For those with an interest in the investment markets, low rates can be problematic, and unfortunately for all, they seem to be becoming an increasingly common feature in the current economic environment.
It is this that prompted Federal Reserve Vice Chairman Stanley Fischer to warn of their dangers in recent remarks to the Economic Club of New York, where he suggested that they can make the economy vulnerable by contributing to longer and deeper recessions.
For investors, this isn’t always a bad thing. Depending on your assets and the areas you’re investing in, low interest rates can actually boost some markets, thus generating increased wealth for traders who are managing to successfully play the trading game.
Equities are a perfect example of this. It is often held that low real rates can boost the equity market, and they do this by simple asset switching. Low rates on bonds and cash tend to make them less attractive, and where this is the case, equities start to hold a far greater attraction.
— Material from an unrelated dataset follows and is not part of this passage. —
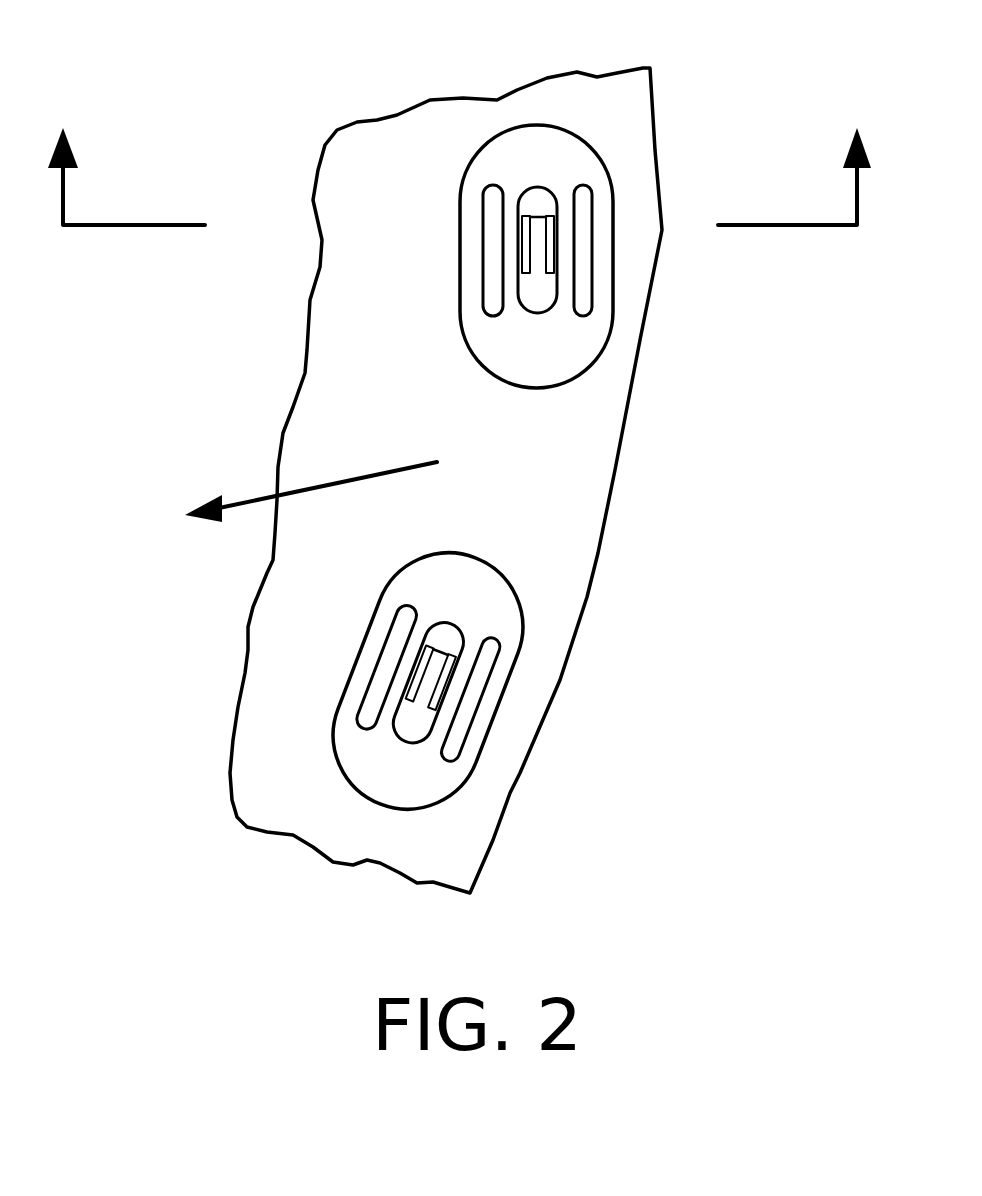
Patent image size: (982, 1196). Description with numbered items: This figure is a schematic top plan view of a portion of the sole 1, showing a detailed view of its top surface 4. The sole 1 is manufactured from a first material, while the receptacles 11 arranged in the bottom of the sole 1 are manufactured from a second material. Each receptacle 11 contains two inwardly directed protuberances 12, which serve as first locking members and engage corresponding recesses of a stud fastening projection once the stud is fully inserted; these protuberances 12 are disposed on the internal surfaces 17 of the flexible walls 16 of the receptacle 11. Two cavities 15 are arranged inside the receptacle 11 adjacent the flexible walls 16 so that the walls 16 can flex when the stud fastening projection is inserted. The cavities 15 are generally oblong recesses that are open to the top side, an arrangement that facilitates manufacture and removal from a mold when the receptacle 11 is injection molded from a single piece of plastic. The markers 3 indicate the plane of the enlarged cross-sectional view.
As a result, investors flock to them, and the equity markets surge.
Not all markets react so positively, however. Here, we look at the areas where low interest rates could adversely affect your investments, so that you can always stay one step ahead…
Unlike equities, the stock markets are often adversely affected by low interest rates. Where these are prevalent within the domestic or global economy, they drive up the price of borrowing, and make raw materials cost more. Both of these factors eat into profit margins, and can significantly reduce them in the long-term, which in turn drives down stock prices.
As we mentioned above, low interest rates often have an adverse effect on bonds. The lower the figure, the less attractive they become to investors, as the returns they yield are simply not worth the investment. For many of the traders who shy away from, the reasoning is simple: far better to take a chance on the potential double-digit returns that areas like the stock market can produce, rather than tying up funds in less profitable ventures.
Unsurprisingly, indices react to low interest rates in much the same way as the stock markets they are based upon. Where interest rate figures reduce, companies often have to cut back on their growth spending, and tend to return a lower profit. This in turn reduces the price of their stock, and where this trend impacts enough companies, the whole market, and the indices that represent them, are dragged down in their turn.
The implication to be drawn from this is clear: interest rates matter, and if you want to continue investing successfully, you need to not only be aware of them, but also understand their impact on the various segments of the financial markets.